TLDR: If you're auto-importing nodes into a React Flow canvas, derive position from an index. Never accumulate per-node offsets — they compound into an unusable drift.
The Problem
A marketing automation client was walking away from a contract. And they were leaving behind an entire invisible system — Make (a visual automation platform) scenarios, GoHighLevel (a CRM + marketing tool, "GHL") workflows, tagging logic, lead routing — all documented only in the heads of the people who built it.
On day one without them, the next person opens a laptop and finds… nothing they can actually read.
So we built a visual handoff site where every SOP (standard operating procedure) lives as a node on a React Flow (the @xyflow/react node-graph diagramming library) canvas. Open it, zoom in, click any node, read the full procedure.
How the Flat-File Approach Works
Every node is a plain .md file. Title, description, step list — all frontmatter and markdown.
The canvas reads those files at build time, maps them to React Flow nodes[], and renders. No database schema, no CMS — just markdown plus a canvas.json position file that says where each node lives on screen.
That's the concept. Simple. Clean. I loved it.
The Wall
Then we got to the npm run import-make script — the tool that ingests Make blueprint exports and auto-generates the node stubs.
One blueprint. Two. Ten. Fine.
Bulk import. CHAOS.
The naive approach: walk the nodes in order, add a fixed offset to the previous node's X/Y.
posX += STEP_X
posY += STEP_Y
First 3 nodes? Looked great. After 15? Everything was stacked in a drifting diagonal, half the nodes invisible off-screen. Import 40 and you'd need to scroll a thousand pixels to the lower-right corner to find anything.
The compounding-offset trap.
Each step adds to the last. Small errors multiply. And with per-source-kind partial rebuilds (so you can re-import just one source without torching the whole canvas), a second run would compound again on top of the first run's already-drifted positions.
The Fix
Grid-pack. Derive position from the node's index — absolute, not accumulated.
const col = i % NUM_COLS
const row = Math.floor(i / NUM_COLS)
return {
x: col * COL_WIDTH + MARGIN,
y: row * ROW_HEIGHT + MARGIN,
}
i is the node's position in the sorted import array. That's it.

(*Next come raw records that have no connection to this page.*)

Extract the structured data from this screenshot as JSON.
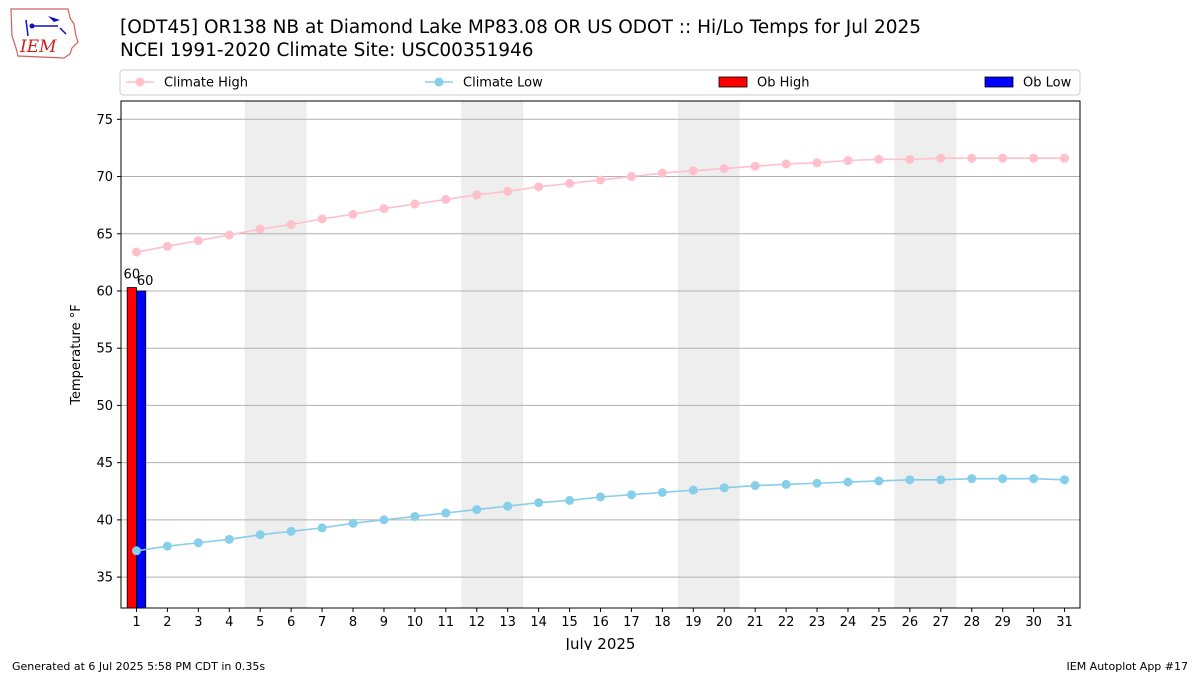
{
  "header": {
    "title_line1": "[ODT45] OR138 NB at Diamond Lake MP83.08 OR US ODOT :: Hi/Lo Temps for Jul 2025",
    "title_line2": "NCEI 1991-2020 Climate Site: USC00351946",
    "logo_text": "IEM"
  },
  "footer": {
    "left": "Generated at 6 Jul 2025 5:58 PM CDT in 0.35s",
    "right": "IEM Autoplot App #17"
  },
  "chart_data": {
    "type": "bar",
    "title": "[ODT45] OR138 NB at Diamond Lake MP83.08 OR US ODOT :: Hi/Lo Temps for Jul 2025",
    "subtitle": "NCEI 1991-2020 Climate Site: USC00351946",
    "xlabel": "July 2025",
    "ylabel": "Temperature °F",
    "xlim": [
      0.5,
      31.5
    ],
    "ylim": [
      32.3,
      76.6
    ],
    "yticks": [
      35,
      40,
      45,
      50,
      55,
      60,
      65,
      70,
      75
    ],
    "x": [
      1,
      2,
      3,
      4,
      5,
      6,
      7,
      8,
      9,
      10,
      11,
      12,
      13,
      14,
      15,
      16,
      17,
      18,
      19,
      20,
      21,
      22,
      23,
      24,
      25,
      26,
      27,
      28,
      29,
      30,
      31
    ],
    "grid": "horizontal",
    "legend_placement": "top",
    "weekend_shading": [
      [
        4.5,
        6.5
      ],
      [
        11.5,
        13.5
      ],
      [
        18.5,
        20.5
      ],
      [
        25.5,
        27.5
      ]
    ],
    "series": [
      {
        "name": "Climate High",
        "kind": "line",
        "color": "#ffc0cb",
        "values": [
          63.4,
          63.9,
          64.4,
          64.9,
          65.4,
          65.8,
          66.3,
          66.7,
          67.2,
          67.6,
          68.0,
          68.4,
          68.7,
          69.1,
          69.4,
          69.7,
          70.0,
          70.3,
          70.5,
          70.7,
          70.9,
          71.1,
          71.2,
          71.4,
          71.5,
          71.5,
          71.6,
          71.6,
          71.6,
          71.6,
          71.6
        ]
      },
      {
        "name": "Climate Low",
        "kind": "line",
        "color": "#87ceeb",
        "values": [
          37.3,
          37.7,
          38.0,
          38.3,
          38.7,
          39.0,
          39.3,
          39.7,
          40.0,
          40.3,
          40.6,
          40.9,
          41.2,
          41.5,
          41.7,
          42.0,
          42.2,
          42.4,
          42.6,
          42.8,
          43.0,
          43.1,
          43.2,
          43.3,
          43.4,
          43.5,
          43.5,
          43.6,
          43.6,
          43.6,
          43.5
        ]
      },
      {
        "name": "Ob High",
        "kind": "bar",
        "color": "#ff0000",
        "data": [
          {
            "x": 1,
            "value": 60.3,
            "label": "60"
          }
        ]
      },
      {
        "name": "Ob Low",
        "kind": "bar",
        "color": "#0000ff",
        "data": [
          {
            "x": 1,
            "value": 60,
            "label": "60"
          }
        ]
      }
    ]
  }
}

No state. No accumulation. No drift.
Every run produces the same layout. A partial rebuild doesn't shift anything. You can import 100 nodes and they fill a predictable grid you can actually navigate.
Why This Matters to Me
The compounding-offset trap isn't React Flow-specific — it'll bite you anywhere you're auto-placing things in sequence. And it's seductive because it looks right at small scale.
The fix is almost embarrassingly simple once you see it. Derive from index. Not from the previous node. That one rule makes bulk layout deterministic, idempotent, and debuggable.
The whole project was an exercise in making invisible systems visible. The irony of having the canvas itself go invisible — everything sliding off-screen — was not lost on me.